Background: The perioperative management of patients receiving oral anticoagulation therapy (OAC) who undergo pacemaker (PM) and defibrillator (ICD) surgery remains controversial. Low-molecular-weight heparin (LMWH) is often used; however, wound hematoma is a common complication.
Methods: At a single academic Canadian center, between July 2003 and June 2005, details of perioperative OAC bridging and the rate of wound hematoma requiring reoperation or interruption of OAC were reviewed for all patients receiving LMWH bridging for PM or ICD surgery.

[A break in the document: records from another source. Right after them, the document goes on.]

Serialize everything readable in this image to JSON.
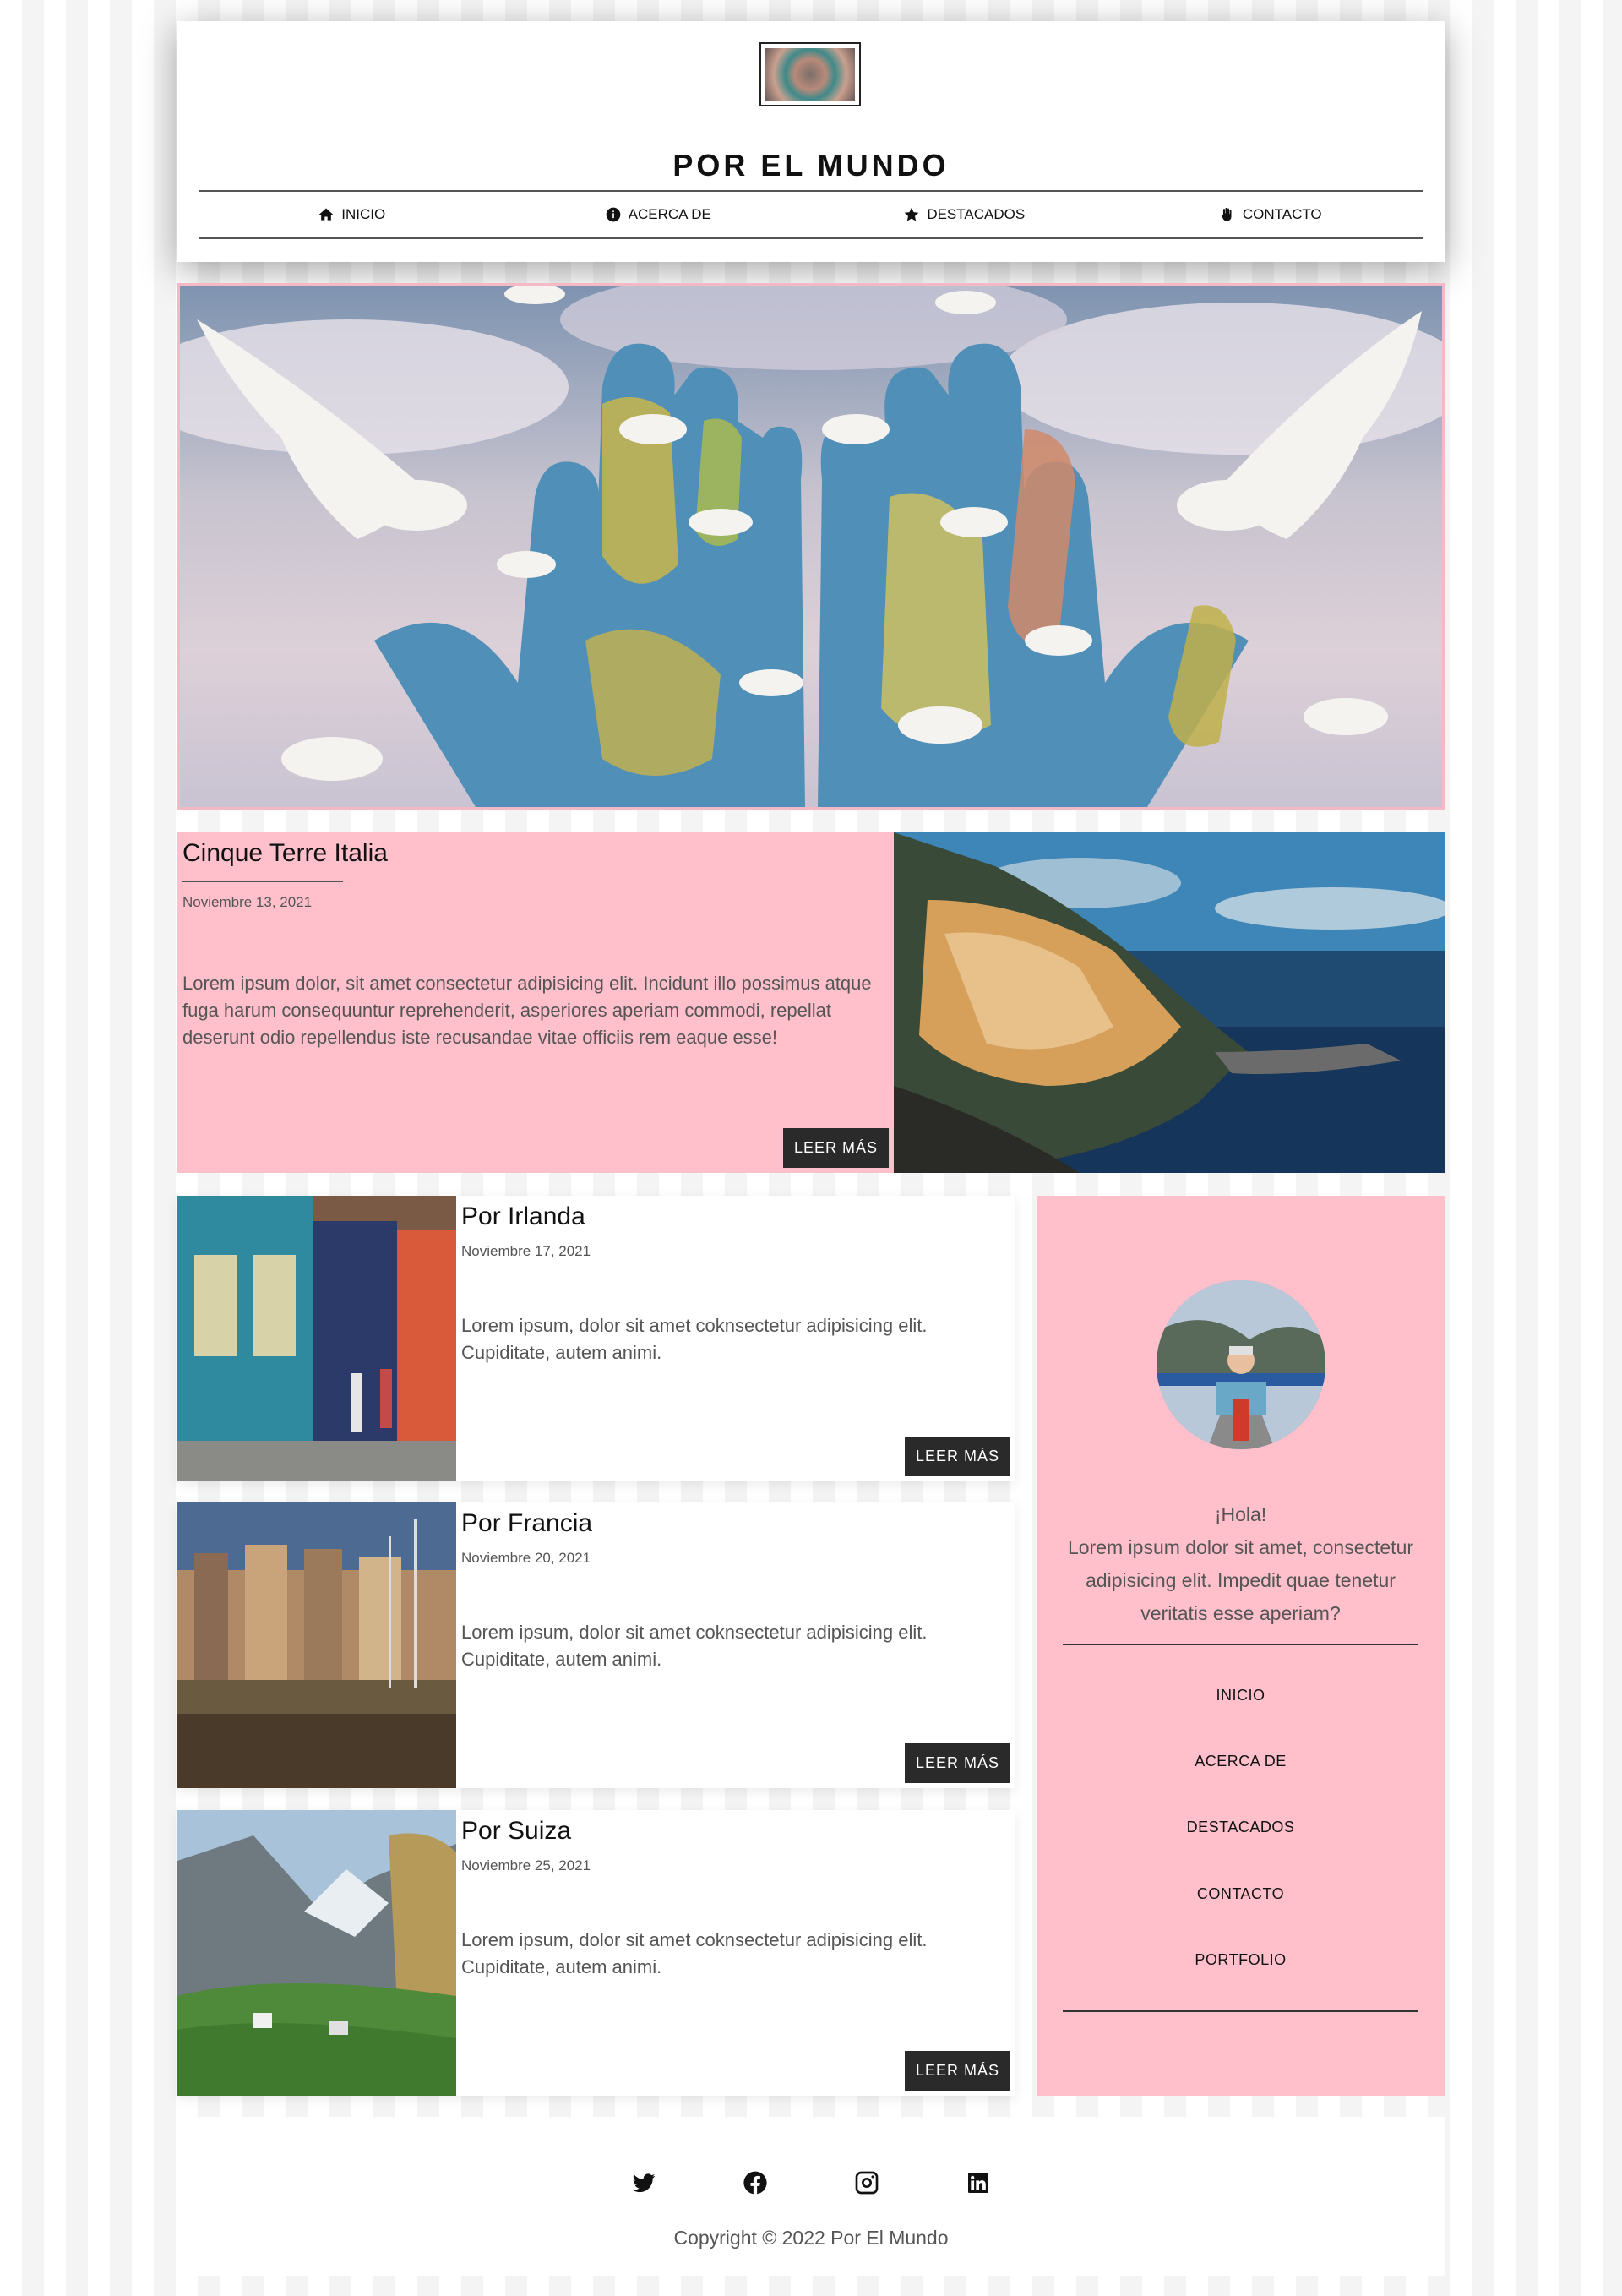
{
  "header": {
    "title": "POR EL MUNDO",
    "nav": [
      {
        "label": "INICIO",
        "icon": "home-icon"
      },
      {
        "label": "ACERCA DE",
        "icon": "info-icon"
      },
      {
        "label": "DESTACADOS",
        "icon": "star-icon"
      },
      {
        "label": "CONTACTO",
        "icon": "hand-icon"
      }
    ]
  },
  "featured": {
    "title": "Cinque Terre Italia",
    "date": "Noviembre 13, 2021",
    "excerpt": "Lorem ipsum dolor, sit amet consectetur adipisicing elit. Incidunt illo possimus atque fuga harum consequuntur reprehenderit, asperiores aperiam commodi, repellat deserunt odio repellendus iste recusandae vitae officiis rem eaque esse!",
    "button": "LEER MÁS"
  },
  "posts": [
    {
      "title": "Por Irlanda",
      "date": "Noviembre 17, 2021",
      "excerpt": "Lorem ipsum, dolor sit amet coknsectetur adipisicing elit. Cupiditate, autem animi.",
      "button": "LEER MÁS"
    },
    {
      "title": "Por Francia",
      "date": "Noviembre 20, 2021",
      "excerpt": "Lorem ipsum, dolor sit amet coknsectetur adipisicing elit. Cupiditate, autem animi.",
      "button": "LEER MÁS"
    },
    {
      "title": "Por Suiza",
      "date": "Noviembre 25, 2021",
      "excerpt": "Lorem ipsum, dolor sit amet coknsectetur adipisicing elit. Cupiditate, autem animi.",
      "button": "LEER MÁS"
    }
  ],
  "sidebar": {
    "greeting_title": "¡Hola!",
    "greeting_text": "Lorem ipsum dolor sit amet, consectetur adipisicing elit. Impedit quae tenetur veritatis esse aperiam?",
    "menu": [
      "INICIO",
      "ACERCA DE",
      "DESTACADOS",
      "CONTACTO",
      "PORTFOLIO"
    ]
  },
  "footer": {
    "social": [
      "twitter-icon",
      "facebook-icon",
      "instagram-icon",
      "linkedin-icon"
    ],
    "copyright": "Copyright © 2022 Por El Mundo"
  },
  "colors": {
    "accent_pink": "#ffc0cb",
    "button_dark": "#2a2a2a"
  }
}
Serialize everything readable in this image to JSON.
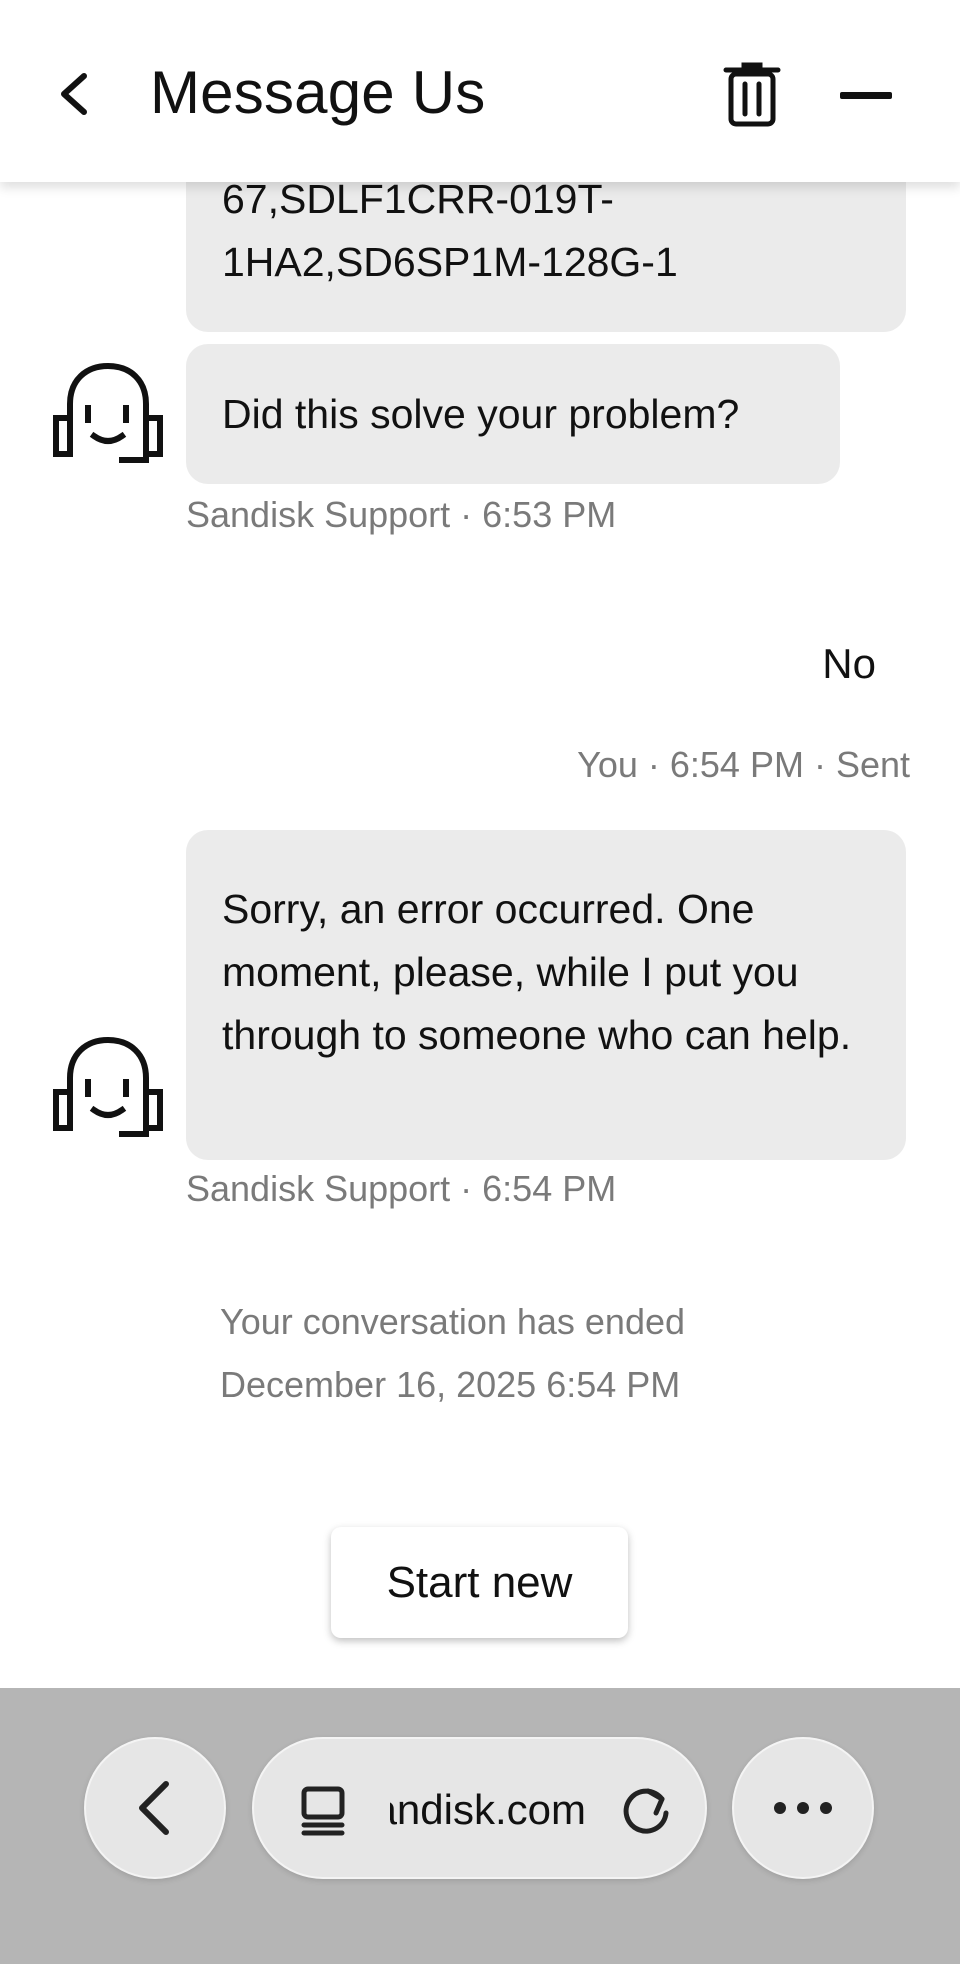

Results: A total of 148 PM/ICD patients underwent perioperative bridging with LMWH. A significant hematoma occurred in 23 patients, requiring reoperation in three patients. No patient died, developed infection, or stroke. The initial bridging regimen included LMWH (enoxaparin 1 mg/kg BID) given until evening prior to surgery, and reinitiated on postoperative day 3. In response to high rates of postoperative hematoma, subsequent protocols omitted the LMWH on the evening before surgery, all postoperative LMWH, or both.
The use of LMWH the night before surgery had no effect on hematoma rates (12% vs 17%, P = 0.62); however, the use of any postoperative LMWH increased hematoma rates (23% vs 8%, P = 0.01). Hematoma rates were not increased in patients receiving acetylsalicylic acid (19% vs 16%, P = 0.62) or clopidogrel (25% vs 17%, P = 0.54). In a multivariate analysis, independent predictors of significant wound hematoma included postoperative LMWH (P = 0.001), a higher international normalized ratio on the day of surgery (P = 0.03), and male sex (P = 0.05).
Conclusion: Elimination of postoperative LMWH was associated with a substantial reduction in hematoma rates following PM and ICD surgery.